San Antonio Spurs Draft Prospect 3: Kai Jones (Texas)
By all accounts, this was supposed to be the year of Greg Brown at the University of Texas, but lo and behold, Kai Jones had something to say about that. The 6-11, 218-pound sophomore has only played organized basketball for about five years but has come a long way, to say the least.
While they are very different players in terms of what they provide on the court, I see Kai Jones much in the same vein as Patrick Williams coming out of college: he’s a player with the tools to become an excellent NBA player that played most of his minutes in college coming off the bench.
In that way, looking at stats alone will not necessarily represent how good of a player Jones is now, and certainly not how good he could become in the NBA. Playing most of his minutes at the power forward position, Jones recorded an average of 8.8 points, 4.8 rebounds, and nearly one block and steal per game.

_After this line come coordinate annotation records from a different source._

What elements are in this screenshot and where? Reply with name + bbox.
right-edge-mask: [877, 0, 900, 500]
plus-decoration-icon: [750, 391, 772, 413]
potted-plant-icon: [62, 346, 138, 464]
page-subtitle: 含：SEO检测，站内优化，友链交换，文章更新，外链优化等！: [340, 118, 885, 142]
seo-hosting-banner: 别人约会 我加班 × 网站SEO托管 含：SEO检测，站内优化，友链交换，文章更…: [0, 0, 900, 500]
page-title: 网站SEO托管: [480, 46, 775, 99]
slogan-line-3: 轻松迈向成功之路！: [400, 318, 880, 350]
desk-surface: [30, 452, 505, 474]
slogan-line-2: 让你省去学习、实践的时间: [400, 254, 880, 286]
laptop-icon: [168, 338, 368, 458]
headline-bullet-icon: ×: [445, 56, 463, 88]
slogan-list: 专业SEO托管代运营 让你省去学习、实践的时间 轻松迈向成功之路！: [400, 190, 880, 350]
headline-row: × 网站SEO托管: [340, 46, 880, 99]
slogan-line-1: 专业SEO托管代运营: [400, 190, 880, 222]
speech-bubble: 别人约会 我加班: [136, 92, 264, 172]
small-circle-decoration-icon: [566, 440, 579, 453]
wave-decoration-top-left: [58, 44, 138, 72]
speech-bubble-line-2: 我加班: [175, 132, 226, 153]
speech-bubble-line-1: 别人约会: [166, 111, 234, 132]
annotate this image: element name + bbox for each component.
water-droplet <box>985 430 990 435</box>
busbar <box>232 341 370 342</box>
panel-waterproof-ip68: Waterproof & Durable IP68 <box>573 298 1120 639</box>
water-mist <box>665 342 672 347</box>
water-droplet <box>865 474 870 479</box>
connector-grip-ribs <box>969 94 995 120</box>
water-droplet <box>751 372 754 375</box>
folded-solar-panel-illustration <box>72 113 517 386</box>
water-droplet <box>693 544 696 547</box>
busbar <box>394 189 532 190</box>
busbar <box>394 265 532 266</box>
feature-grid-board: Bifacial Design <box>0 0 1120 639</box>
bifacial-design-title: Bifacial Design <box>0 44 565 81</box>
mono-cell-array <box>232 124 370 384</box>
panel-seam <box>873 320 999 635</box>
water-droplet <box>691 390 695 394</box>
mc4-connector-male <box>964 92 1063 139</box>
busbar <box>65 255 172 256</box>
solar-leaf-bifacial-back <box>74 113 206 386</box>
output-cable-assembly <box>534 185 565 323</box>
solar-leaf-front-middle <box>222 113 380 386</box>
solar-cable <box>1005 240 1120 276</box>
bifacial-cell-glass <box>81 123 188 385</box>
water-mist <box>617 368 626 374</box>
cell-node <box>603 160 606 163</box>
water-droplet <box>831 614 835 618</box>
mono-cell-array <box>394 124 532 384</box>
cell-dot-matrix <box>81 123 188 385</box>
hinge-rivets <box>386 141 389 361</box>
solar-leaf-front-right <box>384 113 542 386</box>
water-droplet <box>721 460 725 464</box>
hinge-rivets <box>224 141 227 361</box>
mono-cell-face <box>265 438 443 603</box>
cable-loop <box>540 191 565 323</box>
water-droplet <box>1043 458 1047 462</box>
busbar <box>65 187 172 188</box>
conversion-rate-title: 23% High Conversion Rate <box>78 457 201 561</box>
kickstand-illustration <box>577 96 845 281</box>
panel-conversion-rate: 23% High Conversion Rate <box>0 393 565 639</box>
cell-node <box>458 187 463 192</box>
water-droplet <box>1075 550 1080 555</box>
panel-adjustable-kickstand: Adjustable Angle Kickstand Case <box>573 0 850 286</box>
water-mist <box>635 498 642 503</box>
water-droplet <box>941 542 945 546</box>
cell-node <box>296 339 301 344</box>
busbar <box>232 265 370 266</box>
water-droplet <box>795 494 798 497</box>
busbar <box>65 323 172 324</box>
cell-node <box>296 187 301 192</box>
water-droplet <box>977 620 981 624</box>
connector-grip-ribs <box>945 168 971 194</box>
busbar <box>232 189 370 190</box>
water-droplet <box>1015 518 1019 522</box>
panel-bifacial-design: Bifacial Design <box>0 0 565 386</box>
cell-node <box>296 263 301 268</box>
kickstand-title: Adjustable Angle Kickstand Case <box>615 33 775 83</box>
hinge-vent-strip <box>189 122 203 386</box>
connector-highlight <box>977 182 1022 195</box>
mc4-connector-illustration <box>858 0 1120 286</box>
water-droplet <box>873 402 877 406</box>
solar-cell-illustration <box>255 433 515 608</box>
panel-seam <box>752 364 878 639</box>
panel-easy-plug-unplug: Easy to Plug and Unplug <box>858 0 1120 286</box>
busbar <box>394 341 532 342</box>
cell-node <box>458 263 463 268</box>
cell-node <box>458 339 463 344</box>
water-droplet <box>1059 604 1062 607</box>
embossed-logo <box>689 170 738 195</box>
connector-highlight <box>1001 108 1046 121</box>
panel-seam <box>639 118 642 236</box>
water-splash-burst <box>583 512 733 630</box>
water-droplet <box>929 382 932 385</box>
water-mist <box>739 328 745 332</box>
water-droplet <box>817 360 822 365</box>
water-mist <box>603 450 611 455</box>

Like some of the others on this list, Jones is a superb athlete that, at the next level, could at least be a rim-runner that’s a constant lob threat. Generally speaking, if he is anywhere near the other team’s basket, that other team is guaranteed to have a bad time. He’s also shown some promise as a potential stretch big, shooting about 69 percent from the free-throw line and a very respectable 38 percent from three (although only on 34 total attempts).
His ability to contort his body while remaining controlled is nearly super-human, which has allowed him to hit some tough contested jump shots and have some crazy-looking finishes at the rim. His potential on defense is just as interesting as his athleticism has allowed him to be a more-than-capable shot-blocker on the perimeter and in the paint during his time with the Longhorns.
On the occasions he’s had to switch onto smaller guards and wing players, his agility for his size has allowed him to guard them respectably well, even on highly skilled players like Cade Cunningham.
With all of that in mind, Jones’s potential on both sides of the floor is just that: potential. Of all the players featured on this list, Jones may have the biggest boom-or-bust potential. His IQ and decision-making are still largely a work-in-progress, and generally speaking, he is very raw.
At the same time, his two-way potential is sky-high. Because of this, by selecting Jones in the draft, the Spurs would be taking a bit of a gamble on his development. Personally, seeing how far he has been able to go in only five years of playing basketball, and considering how well he could fit within the Spurs young core, I would not mind this gamble at all, even if it takes a few years to pay off.